You bet your *** I asked if he was sure. We came to the conclusion that it was still less expensive than building an entirely new one suitable for his purposes; when there was a rather quality Asrock LGA 1150 motherboard lying around with a 4790 seated inside, in addition to a 1660 ti and 16 Gb of RAM.
Now I run Metro, Control, etc. with full RT at 4k consistently ~55-60 FPS at 4.7ghz with CPU temps rising no more than ~65 C while gaming, and an oddly consistent 75 during CPU-Z stress test. GPU sits at about 70 C while gaming with full RTX/max settings, but that's just the reality of RTX in an ITX build.
inb4 "wtf is with that ridiculous PSU?" My response; I more than appreciate my father's haste to run and snag the best one he saw at Best Buy following my self-realization that I forgot to include one in my order for the GPU/heatsink/case. pretty g move on his part tho 10/10
And here we are. The tale of the rig I consider my "Quarter-life Crisis with Retirees" Alternatively - The Press Corpse; because of course I'm gonna make a newspaper pun, and that computers killed print media.
I hear nothing while idling, and only the wind itself when gaming. Never any of the hardware.
EDIT: Noctua thermal paste reapplied - idling at 45 C at 4.7ghz now.
EDIT 2: Decided to bring down the overclock to 4.5ghz, and I'm idling at a super comfortable 29 C. Added more silly lights (4 corsair RGB strips around the top rim).
But most importantly, I finally got around to scanning my GPU's boost clock using Afterburner. I reached 2010 MHz boost clock. I'm in shock. No wonder this thing murders everything. I'm still a proponent of the theory that the Super series are either "Underperforming"/RMA'd 2080/ti cards. This is just tarded and I don't know what to say beyond bless the silicon lottery.
Cooling this kid off in a mini-itx build is no small feat. It's practically the reason I went air-cooled instead of water - since the front-mounted radiator would limit the airflow which the main-board and GPU require.

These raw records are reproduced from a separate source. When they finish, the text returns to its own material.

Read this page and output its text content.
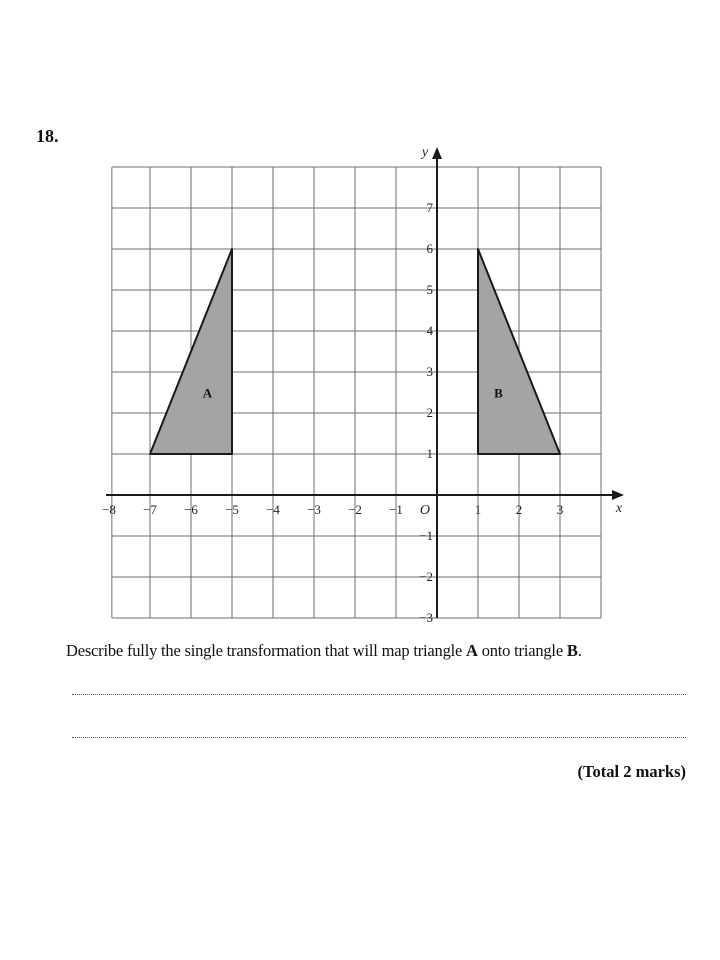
18.
A	B
−8 −7 −6 −5 −4 −3 −2 −1	1	2	3
7
6
5
4
3
2
1
−1
−2
−3
O	x
y
Describe fully the single transformation that will map triangle A onto triangle B.
(Total 2 marks)
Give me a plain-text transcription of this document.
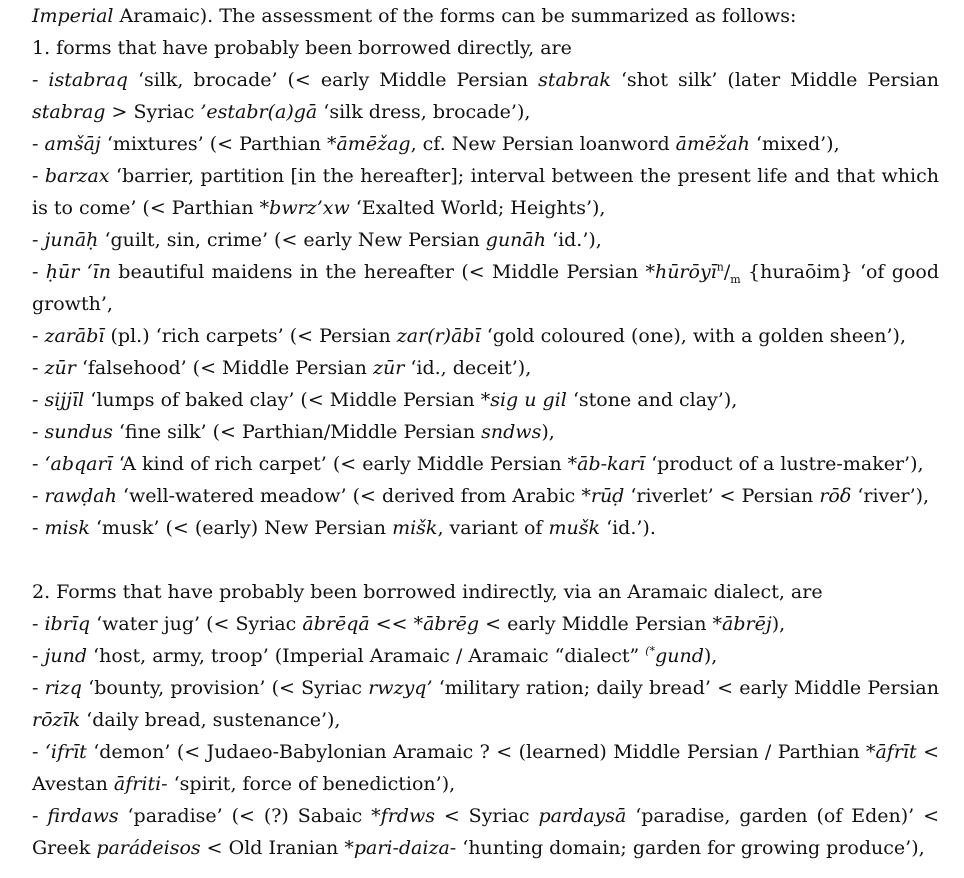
Imperial Aramaic). The assessment of the forms can be summarized as follows:
1. forms that have probably been borrowed directly, are
- istabraq ‘silk, brocade’ (< early Middle Persian stabrak ‘shot silk’ (later Middle Persian stabrag > Syriac ’estabr(a)gā ‘silk dress, brocade’),
- amšāj ‘mixtures’ (< Parthian *āmēžag, cf. New Persian loanword āmēžah ‘mixed’),
- barzax ‘barrier, partition [in the hereafter]; interval between the present life and that which is to come’ (< Parthian *bwrz’xw ‘Exalted World; Heights’),
- junāḥ ‘guilt, sin, crime’ (< early New Persian gunāh ‘id.’),
- ḥūr ‘īn beautiful maidens in the hereafter (< Middle Persian $*hūrōyī^n/_m$ {huraōim} ‘of good growth’,
- zarābī (pl.) ‘rich carpets’ (< Persian zar(r)ābī ‘gold coloured (one), with a golden sheen’),
- zūr ‘falsehood’ (< Middle Persian zūr ‘id., deceit’),
- sijjīl ‘lumps of baked clay’ (< Middle Persian *sig u gil ‘stone and clay’),
- sundus ‘fine silk’ (< Parthian/Middle Persian sndws),
- ‘abqarī ‘A kind of rich carpet’ (< early Middle Persian *āb-karī ‘product of a lustre-maker’),
- rawḍah ‘well-watered meadow’ (< derived from Arabic *rūḍ ‘riverlet’ < Persian rōδ ‘river’),
- misk ‘musk’ (< (early) New Persian mišk, variant of mušk ‘id.’).
2. Forms that have probably been borrowed indirectly, via an Aramaic dialect, are
- ibrīq ‘water jug’ (< Syriac ābrēqā << *ābrēg < early Middle Persian *ābrēj),
- jund ‘host, army, troop’ (Imperial Aramaic / Aramaic “dialect” (*gund),
- rizq ‘bounty, provision’ (< Syriac rwzyq’ ‘military ration; daily bread’ < early Middle Persian rōzīk ‘daily bread, sustenance’),
- ‘ifrīt ‘demon’ (< Judaeo-Babylonian Aramaic ? < (learned) Middle Persian / Parthian *āfrīt < Avestan āfriti- ‘spirit, force of benediction’),
- firdaws ‘paradise’ (< (?) Sabaic *frdws < Syriac pardaysā ‘paradise, garden (of Eden)’ < Greek parádeisos < Old Iranian *pari-daiza- ‘hunting domain; garden for growing produce’),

But honestly, that's half the fun for me. This thing is ridiculous and I'm not sweating upgrading my processor for a good long time.
Still working up the nerve to delid it.
My boy puts in work for an ITX build. Hail Noctua.
HOWEVER - a caveat is that it is a little large for an ITX build (At least on the Asrock Z390 Phantom Gaming) because the front-mounted fan slightly touches my RAM - which makes me sad, but ultimately not worth sacrificing its performance over.
but ultimately I blame my ignorance by neglecting the fact that I already had heatsinks bigger than texas on my RAM
very colorful boyz with bigger heatsinks than I'm proud of buying
I don't even bother using other drives apart from my external backups tbqh. This thing is stupid and anything I want/don't need can be added/removed in almost an instant.
My old Core v1 looked like a kid's computer - let's be real. However, I was uncomfortable with making compromises regarding the limitations inherent in the cases I wanted - such as limiting myself to an SFX PSU, discrete GPU, and cooler Therefore I took the conservative route and got a more mature, understated yet quality upgrade from the Core v1.
Those drive bays are legendarily bad tho, and this design would benefit from a vertical exhaust rather than its easily scratch-able, perceptibly cheap plastic window. However - keeping the "wind tunnel" does result in lower temps than placing an additional side panel on top, so I'd prefer a fan mount to aid the rear exhaust.
I'm not even sweating the fact that it's only 60hz on an extremely crisp, affordable 4k monitor.